Visa (V) once again urged the industry to adopt securer chip-based cards on Thursday, calling Target’s (TGT) December breach “unfortunate for everyone involved.”

The world's largest credit and debit card operator also reported a stronger-than-expected 9% increase in first-quarter profit as more people around the world swapped plastic for cash.

More than 40 million credit cards and 70 million personal records were stolen from Target in a security breach last month during the critical holiday shopping period.

Visa said well-established rules that govern traditional networks as well as cooperation between merchants, financial institutions and networks minimized the monetary losses, but Scharf nevertheless encouraged the adoption of new safeguards, such as EMV chip and tokenization.

“These incidents remind us of the need for all of us to continue to work together to secure payments from criminals,” Visa CEO Charlie Scharf said in a statement. 

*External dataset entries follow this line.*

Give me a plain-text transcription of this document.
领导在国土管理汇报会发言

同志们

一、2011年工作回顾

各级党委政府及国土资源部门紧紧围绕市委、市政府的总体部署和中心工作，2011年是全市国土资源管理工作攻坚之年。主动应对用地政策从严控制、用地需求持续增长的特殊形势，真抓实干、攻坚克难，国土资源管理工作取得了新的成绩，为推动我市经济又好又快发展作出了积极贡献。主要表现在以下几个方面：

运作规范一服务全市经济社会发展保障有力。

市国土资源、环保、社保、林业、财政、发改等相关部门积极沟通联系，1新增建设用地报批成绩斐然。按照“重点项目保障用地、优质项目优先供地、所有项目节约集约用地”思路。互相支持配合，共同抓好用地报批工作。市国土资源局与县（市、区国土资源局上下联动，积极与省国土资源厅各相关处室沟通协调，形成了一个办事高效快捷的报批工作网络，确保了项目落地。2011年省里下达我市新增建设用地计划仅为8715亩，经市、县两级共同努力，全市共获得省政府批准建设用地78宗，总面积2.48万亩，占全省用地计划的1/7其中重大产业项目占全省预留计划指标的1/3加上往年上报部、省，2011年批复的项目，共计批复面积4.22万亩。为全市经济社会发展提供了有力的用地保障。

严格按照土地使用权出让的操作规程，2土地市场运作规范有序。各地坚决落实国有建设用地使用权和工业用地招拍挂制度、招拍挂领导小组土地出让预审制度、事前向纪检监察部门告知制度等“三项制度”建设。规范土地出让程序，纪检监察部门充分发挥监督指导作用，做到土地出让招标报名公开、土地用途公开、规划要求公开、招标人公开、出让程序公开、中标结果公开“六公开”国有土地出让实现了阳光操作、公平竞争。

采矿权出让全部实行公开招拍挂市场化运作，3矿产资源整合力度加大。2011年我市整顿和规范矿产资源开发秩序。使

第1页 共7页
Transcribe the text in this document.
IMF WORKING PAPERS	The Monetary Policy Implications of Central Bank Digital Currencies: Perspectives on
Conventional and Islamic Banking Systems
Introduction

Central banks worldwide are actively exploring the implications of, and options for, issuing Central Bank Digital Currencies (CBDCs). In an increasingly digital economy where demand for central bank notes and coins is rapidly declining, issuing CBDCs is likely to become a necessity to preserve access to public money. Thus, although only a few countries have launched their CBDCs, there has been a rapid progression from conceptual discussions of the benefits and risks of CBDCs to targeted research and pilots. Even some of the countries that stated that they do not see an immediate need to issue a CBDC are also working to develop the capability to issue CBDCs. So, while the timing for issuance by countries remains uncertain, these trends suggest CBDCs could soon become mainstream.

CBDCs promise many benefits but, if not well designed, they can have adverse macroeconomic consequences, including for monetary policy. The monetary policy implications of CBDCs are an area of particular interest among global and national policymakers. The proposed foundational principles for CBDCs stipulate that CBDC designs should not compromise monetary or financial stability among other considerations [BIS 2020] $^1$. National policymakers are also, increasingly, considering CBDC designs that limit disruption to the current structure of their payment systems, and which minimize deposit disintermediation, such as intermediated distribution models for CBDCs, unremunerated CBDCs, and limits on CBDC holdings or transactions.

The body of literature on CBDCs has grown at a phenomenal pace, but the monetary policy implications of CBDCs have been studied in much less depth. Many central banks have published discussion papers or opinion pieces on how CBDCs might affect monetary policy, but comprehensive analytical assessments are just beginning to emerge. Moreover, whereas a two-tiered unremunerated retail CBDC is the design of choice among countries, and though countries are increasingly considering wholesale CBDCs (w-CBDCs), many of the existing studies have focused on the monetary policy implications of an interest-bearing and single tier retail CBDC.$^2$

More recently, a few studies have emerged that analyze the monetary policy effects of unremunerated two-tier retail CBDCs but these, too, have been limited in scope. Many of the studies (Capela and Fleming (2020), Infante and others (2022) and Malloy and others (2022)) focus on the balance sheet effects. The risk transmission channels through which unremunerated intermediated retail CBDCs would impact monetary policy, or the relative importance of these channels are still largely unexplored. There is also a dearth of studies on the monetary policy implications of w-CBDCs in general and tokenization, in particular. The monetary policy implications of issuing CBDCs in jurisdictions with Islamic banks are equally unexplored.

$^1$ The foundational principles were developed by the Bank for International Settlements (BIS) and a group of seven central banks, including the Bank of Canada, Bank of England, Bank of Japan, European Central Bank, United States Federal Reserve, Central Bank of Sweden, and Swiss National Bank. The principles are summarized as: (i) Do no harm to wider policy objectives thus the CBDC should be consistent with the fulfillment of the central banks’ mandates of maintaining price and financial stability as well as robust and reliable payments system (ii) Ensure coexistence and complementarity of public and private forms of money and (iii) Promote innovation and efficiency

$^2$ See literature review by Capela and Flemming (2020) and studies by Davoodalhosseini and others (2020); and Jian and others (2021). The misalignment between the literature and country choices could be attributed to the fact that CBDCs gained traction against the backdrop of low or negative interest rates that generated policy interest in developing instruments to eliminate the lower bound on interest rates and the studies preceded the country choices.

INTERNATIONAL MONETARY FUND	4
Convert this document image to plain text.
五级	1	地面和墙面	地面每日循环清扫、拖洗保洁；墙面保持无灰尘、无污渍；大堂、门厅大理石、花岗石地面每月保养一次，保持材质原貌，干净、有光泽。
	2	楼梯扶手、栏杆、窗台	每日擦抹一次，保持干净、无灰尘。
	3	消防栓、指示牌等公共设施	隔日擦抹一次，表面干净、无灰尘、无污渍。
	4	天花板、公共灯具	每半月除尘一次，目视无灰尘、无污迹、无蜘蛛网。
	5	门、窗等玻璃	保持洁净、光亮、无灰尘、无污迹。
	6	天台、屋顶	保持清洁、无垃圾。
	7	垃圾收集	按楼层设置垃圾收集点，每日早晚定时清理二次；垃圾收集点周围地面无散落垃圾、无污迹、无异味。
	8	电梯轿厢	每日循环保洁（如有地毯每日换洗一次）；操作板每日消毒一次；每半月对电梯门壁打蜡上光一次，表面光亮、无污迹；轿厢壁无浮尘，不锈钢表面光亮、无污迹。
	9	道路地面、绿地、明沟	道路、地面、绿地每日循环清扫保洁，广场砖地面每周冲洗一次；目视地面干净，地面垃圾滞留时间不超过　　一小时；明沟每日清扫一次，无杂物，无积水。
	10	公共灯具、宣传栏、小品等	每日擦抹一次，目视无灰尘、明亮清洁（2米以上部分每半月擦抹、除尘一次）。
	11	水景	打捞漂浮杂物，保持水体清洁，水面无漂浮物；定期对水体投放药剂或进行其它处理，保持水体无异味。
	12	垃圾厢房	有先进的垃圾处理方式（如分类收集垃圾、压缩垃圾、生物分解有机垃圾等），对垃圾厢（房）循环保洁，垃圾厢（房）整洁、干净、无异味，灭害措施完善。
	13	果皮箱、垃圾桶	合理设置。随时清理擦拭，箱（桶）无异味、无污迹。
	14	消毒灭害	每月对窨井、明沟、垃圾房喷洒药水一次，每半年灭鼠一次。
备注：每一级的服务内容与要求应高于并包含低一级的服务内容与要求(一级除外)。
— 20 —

Meanwhile, Visa said it earned $1.4 billion, or $2.20 a share, in the first quarter, compared with a year-earlier $1.29 billion, or $1.93 a share. Analysts on average in a Thomson Reuters poll were calling for earnings of $2.20.

Revenue for the three-month period increased 11% to $3.2 billion from $2.8 billion previously, beating the Street’s view of $3.13 billion.

The company reaffirmed its fiscal 2014 outlook but did not provide specific full-year earnings per share or revenue targets.